予防保守は、短期的な費用削減だけで評価すると優先順位が下がりやすいです。ただし、障害時の調査時間や将来の変更リスクまで含めると、継続的に実施する意味があります。

ここまでの整理

ここまでの内容を、良い点、注意点、限界の3つに分けて整理します。

良い点

  • コード生成だけでなく、調査、仕様、計画、テスト、文書化までを内製化の対象にできる
  • 作業を小さなIssueとPull Requestへ分けるため、人がレビューしやすい
  • 不明な業務仕様を質問票として明示し、AIによる推測を抑えられる
  • 一次調査や影響範囲整理を社内で進めることで、ベンダーとのコミュニケーションを具体化できる
  • 成果物が社内に残るため、業務知識と技術知識の蓄積につながる

注意点

  • AIの出力は事実ではなく、確認対象として扱う
  • 動作するコードと、本番品質のコードを区別する
  • 認証、個人情報、本番データ、データ補正は高リスクとして扱う
  • 既存テストを削除または無効化して、成功扱いにしない
  • Human ApprovalとRelease Approvalを省略しない
  • 外部ベンダーとの責任分界と契約条件を確認する

限界

  • ドキュメントやテストが不足しているシステムでは、AIも正しい前提を得にくい
  • 暗黙の業務ルールは、コードだけから完全には復元できない
  • 大規模移行、重大障害、規制対応は、社内だけで完結させない方がよい場合がある
  • AIを導入しても、承認待ちや組織上の意思決定がボトルネックとして残ることがある
  • 内製化には、社内側で成果物をレビューできる最低限の技術力が必要になる

まとめ

Vibe Codingをソフトウェア保守へ適用する際、最初から実装や本番反映を目指す必要はありません。

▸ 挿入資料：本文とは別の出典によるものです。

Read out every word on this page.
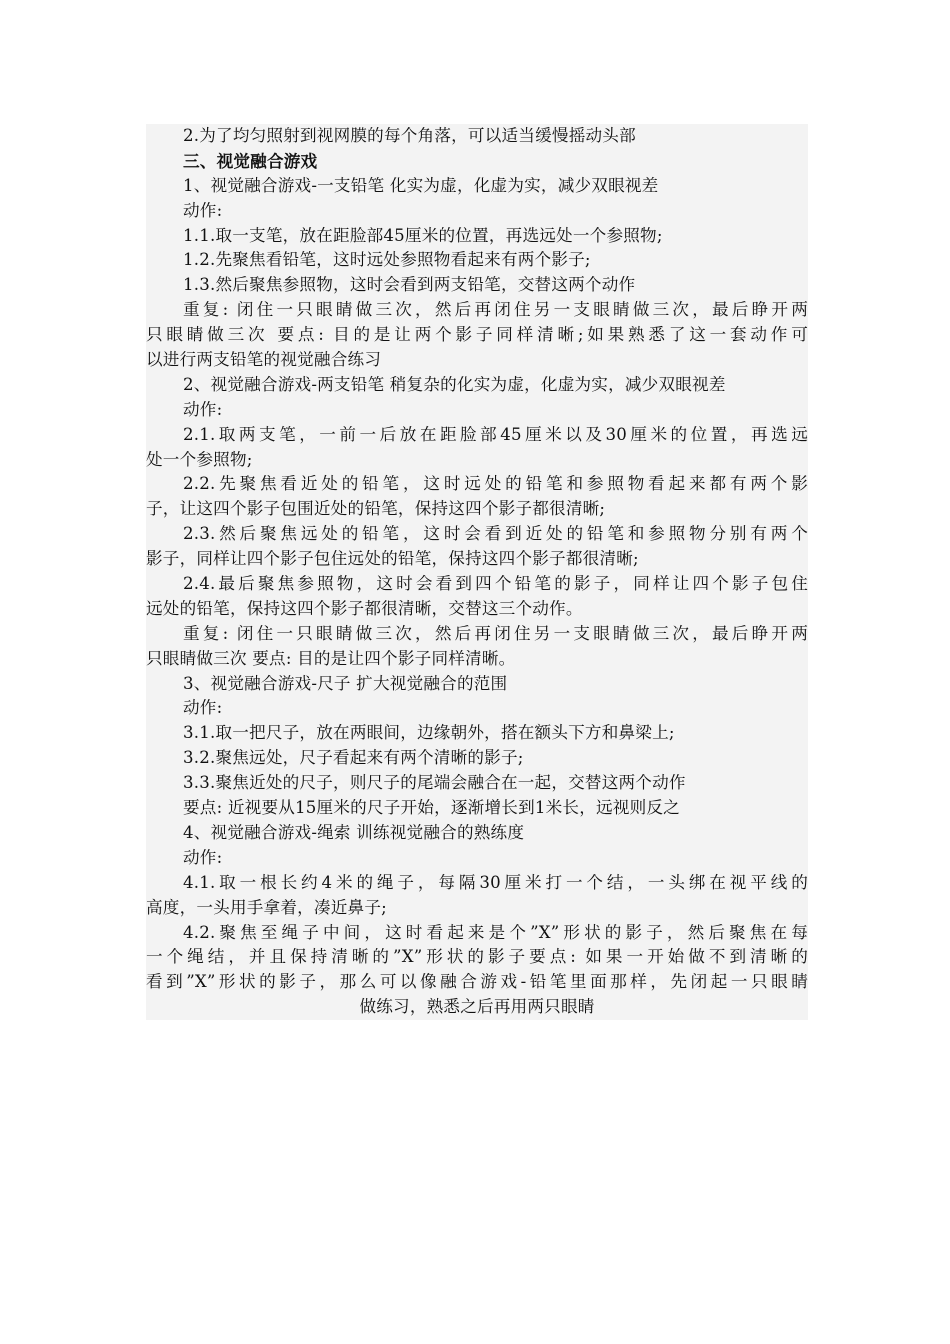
2.为了均匀照射到视网膜的每个角落，可以适当缓慢摇动头部
三、视觉融合游戏
1、视觉融合游戏-一支铅笔 化实为虚，化虚为实，减少双眼视差
动作:
1.1.取一支笔，放在距脸部45厘米的位置，再选远处一个参照物;
1.2.先聚焦看铅笔，这时远处参照物看起来有两个影子;
1.3.然后聚焦参照物，这时会看到两支铅笔，交替这两个动作
重复: 闭住一只眼睛做三次，然后再闭住另一支眼睛做三次，最后睁开两
只眼睛做三次 要点: 目的是让两个影子同样清晰;如果熟悉了这一套动作可
以进行两支铅笔的视觉融合练习
2、视觉融合游戏-两支铅笔 稍复杂的化实为虚，化虚为实，减少双眼视差
动作:
2.1.取两支笔，一前一后放在距脸部45厘米以及30厘米的位置，再选远
处一个参照物;
2.2.先聚焦看近处的铅笔，这时远处的铅笔和参照物看起来都有两个影
子，让这四个影子包围近处的铅笔，保持这四个影子都很清晰;
2.3.然后聚焦远处的铅笔，这时会看到近处的铅笔和参照物分别有两个
影子，同样让四个影子包住远处的铅笔，保持这四个影子都很清晰;
2.4.最后聚焦参照物，这时会看到四个铅笔的影子，同样让四个影子包住
远处的铅笔，保持这四个影子都很清晰，交替这三个动作。
重复: 闭住一只眼睛做三次，然后再闭住另一支眼睛做三次，最后睁开两
只眼睛做三次 要点: 目的是让四个影子同样清晰。
3、视觉融合游戏-尺子 扩大视觉融合的范围
动作:
3.1.取一把尺子，放在两眼间，边缘朝外，搭在额头下方和鼻梁上;
3.2.聚焦远处，尺子看起来有两个清晰的影子;
3.3.聚焦近处的尺子，则尺子的尾端会融合在一起，交替这两个动作
要点: 近视要从15厘米的尺子开始，逐渐增长到1米长，远视则反之
4、视觉融合游戏-绳索 训练视觉融合的熟练度
动作:
4.1.取一根长约4米的绳子，每隔30厘米打一个结，一头绑在视平线的
高度，一头用手拿着，凑近鼻子;
4.2.聚焦至绳子中间，这时看起来是个”X”形状的影子，然后聚焦在每
一个绳结，并且保持清晰的”X”形状的影子要点: 如果一开始做不到清晰的
看到”X”形状的影子，那么可以像融合游戏-铅笔里面那样，先闭起一只眼睛
做练习，熟悉之后再用两只眼睛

まずは、外部ベンダーへ繰り返し依頼している作業の中から、非本番環境で完結し、結果をテストや画面で確認でき、変更範囲を小さくできるものを選びます。一次調査、影響範囲分析、テスト追加、小規模な画面改善、ドキュメント更新などは、比較的始めやすい領域です。

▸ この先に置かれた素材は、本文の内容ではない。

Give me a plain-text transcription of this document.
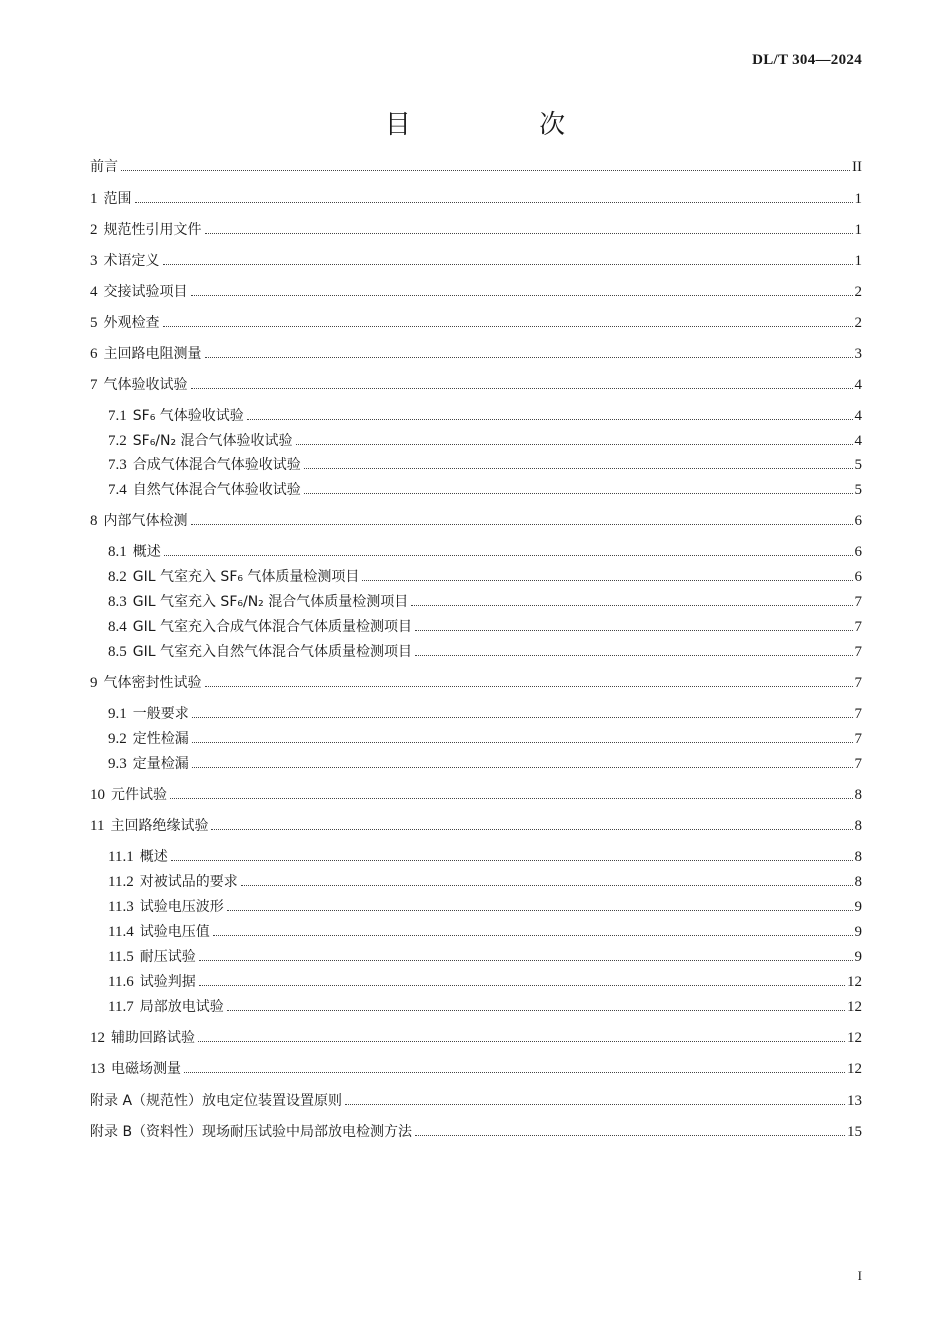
DL/T 304—2024
目 次
前言	II
1 范围	1
2 规范性引用文件	1
3 术语定义	1
4 交接试验项目	2
5 外观检查	2
6 主回路电阻测量	3
7 气体验收试验	4
7.1 SF₆ 气体验收试验	4
7.2 SF₆/N₂ 混合气体验收试验	4
7.3 合成气体混合气体验收试验	5
7.4 自然气体混合气体验收试验	5
8 内部气体检测	6
8.1 概述	6
8.2 GIL 气室充入 SF₆ 气体质量检测项目	6
8.3 GIL 气室充入 SF₆/N₂ 混合气体质量检测项目	7
8.4 GIL 气室充入合成气体混合气体质量检测项目	7
8.5 GIL 气室充入自然气体混合气体质量检测项目	7
9 气体密封性试验	7
9.1 一般要求	7
9.2 定性检漏	7
9.3 定量检漏	7
10 元件试验	8
11 主回路绝缘试验	8
11.1 概述	8
11.2 对被试品的要求	8
11.3 试验电压波形	9
11.4 试验电压值	9
11.5 耐压试验	9
11.6 试验判据	12
11.7 局部放电试验	12
12 辅助回路试验	12
13 电磁场测量	12
附录 A（规范性）放电定位装置设置原则	13
附录 B（资料性）现场耐压试验中局部放电检测方法	15
I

一方で、認証、個人情報、本番データ、重大障害、大規模移行は慎重に扱う必要があります。そこではAIを使わないのではなく、調査と判断材料の作成に限定し、社内の責任者や外部専門家と協働する形が現実的です。

内製化の目的は、すべてを社内だけで実施することではありません。現場が状況を理解し、選択肢を比較し、重要な判断を自分たちで行える状態へ近づけることです。

今回のPromptを使う場合も、最初から12件のユースケースを完璧に作る必要はありません。実際の外部委託作業を1つ選び、ResearchとSpecまで試し、どの情報が不足しているかを確認する。まずはここまでで十分です。

その結果を見て、Plan、非本番でのImplement、Verifyへ段階的に進める方が、現場へ定着しやすくなります。